Abstract 189: Extended-Release Niacin Improves Endothelial Function, Restores Re-Endothelialization Capacity of Endothelial Progenitor Cells and Augments Vasoprotective Properties of HDL in Patients with Metabolic Syndrome
Background: High density lipoprotein (HDL)-targeted therapies are currently evaluated as a novel therapeutic strategy for cardiovascular disease. However, recent data suggest that HDL may become dysfunctional in metabolic syndrome (MetS). We therefore evaluated the effect of extended-release niacin (ERN) on endothelial function, re-endothelialization capacity of endothelial progenitor cells (EPC) and HDL quality, i.e. the capacity of HDL to stimulate endothelial nitric oxide (NO) production and reduce superoxide (O2.−) production.
Methods and Results: Thirty MetS patients were randomized to 3 month treatment with ERN (1500 mg/d) or placebo. Flow-dependent, endothelium-mediated vasodilation (FDD) was characterized by high-resolution ultrasound, EPCs were cultured and HDL was isolated by ultracentrifugation before and after therapy. In vivo re-endothelialization capacity of EPCs was tested by transplantation of EPCs (5x105 cells) into nude mice using a carotid injury model. Furthermore, the effects of HDL on endothelial cell superoxide (O2. −) and NO production were determined by electron spin resonance spectroscopy. ERN therapy significantly raised HDL levels (36.4±4.2 vs. 43.4±6.9 mg/dl, P <0.01), whereas no change was observed after placebo (35.9±6.2 vs. 33.7±6.1 mg/dl, P n.s.). FDD was improved by ERN (5.2±1.8 vs 9.8±2.2%; P<0.01), but not after placebo therapy (4.9±1.5 vs. 4.3±0.9 %; P n.s.). Moreover, the re-endothelialization capacity of EPCs was markedly increased after ERN, but not after placebo (REA-ERN: 34±9%; P<0.001 vs. placebo). Importantly, HDL isolated after ERN, but not after placebo therapy stimulated endothelial cell NO production and inhibited endothelial cell O2. − production, suggesting that improved vasoprotective properties of HDL contributed to beneficial effects of ERN therapy on endothelial function.
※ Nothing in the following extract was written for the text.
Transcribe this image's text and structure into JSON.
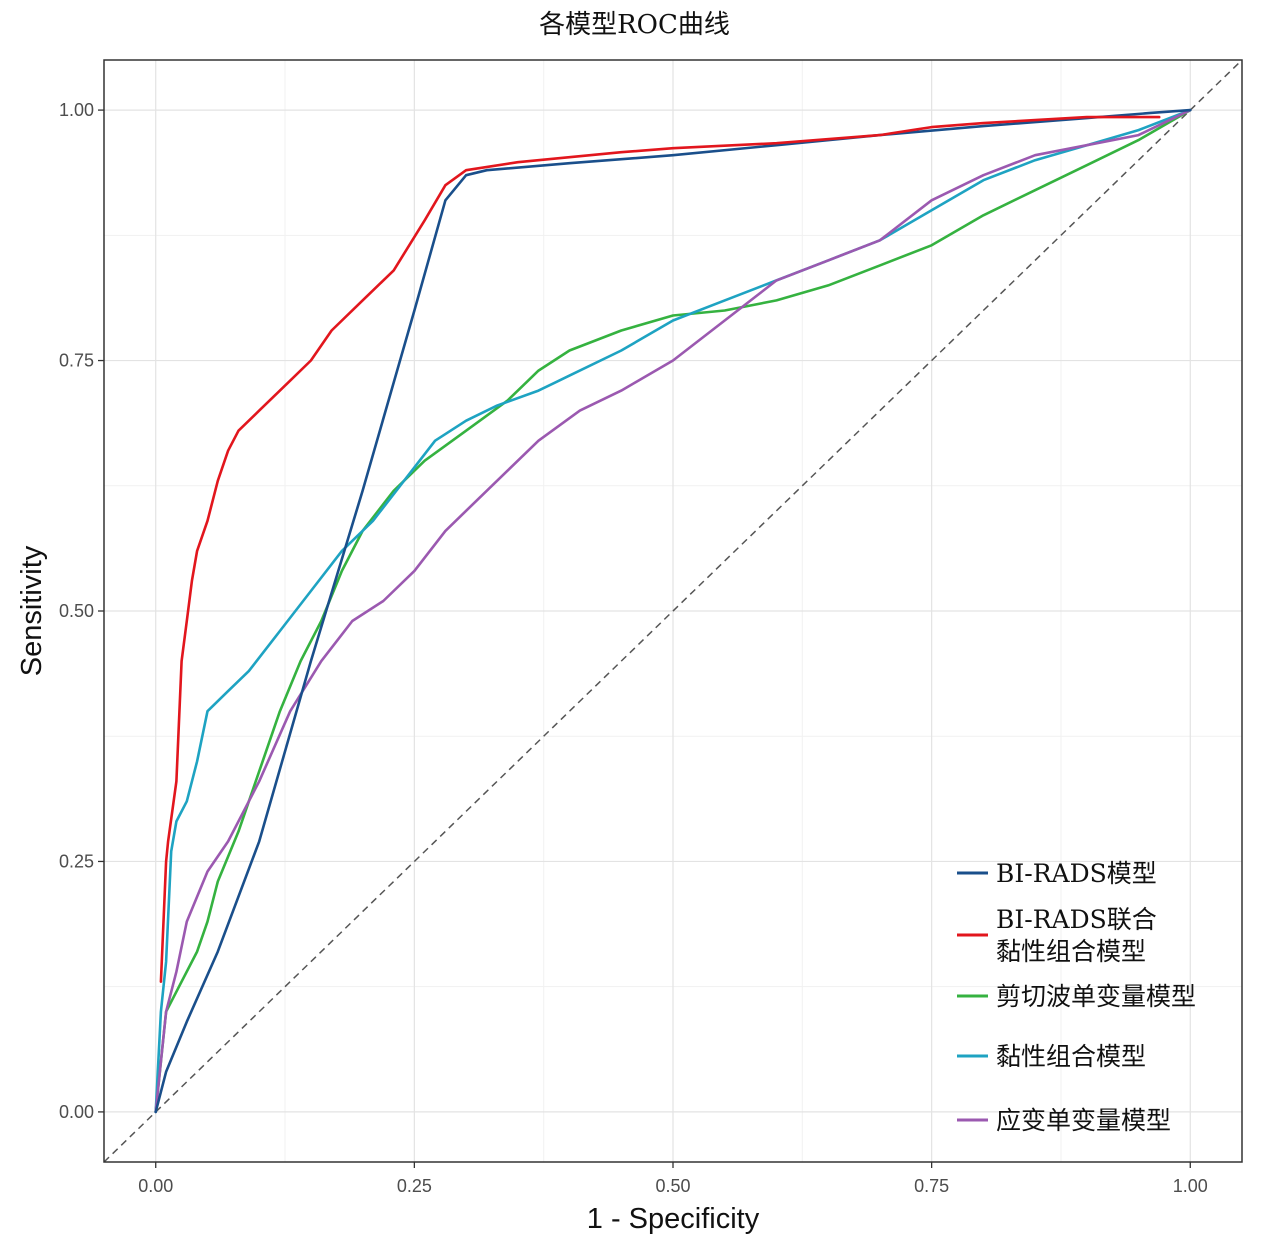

Conclusions: The present study demonstrates that extended-release niacin improves endothelium-dependent vasodilation, restores re-endothelialization capacity of EPCs and importantly improves vasoprotective functions of HDL from patients with metabolic syndrome. These data suggest that extended-release niacin therapy has a beneficial effect on HDL vasoprotective qualities.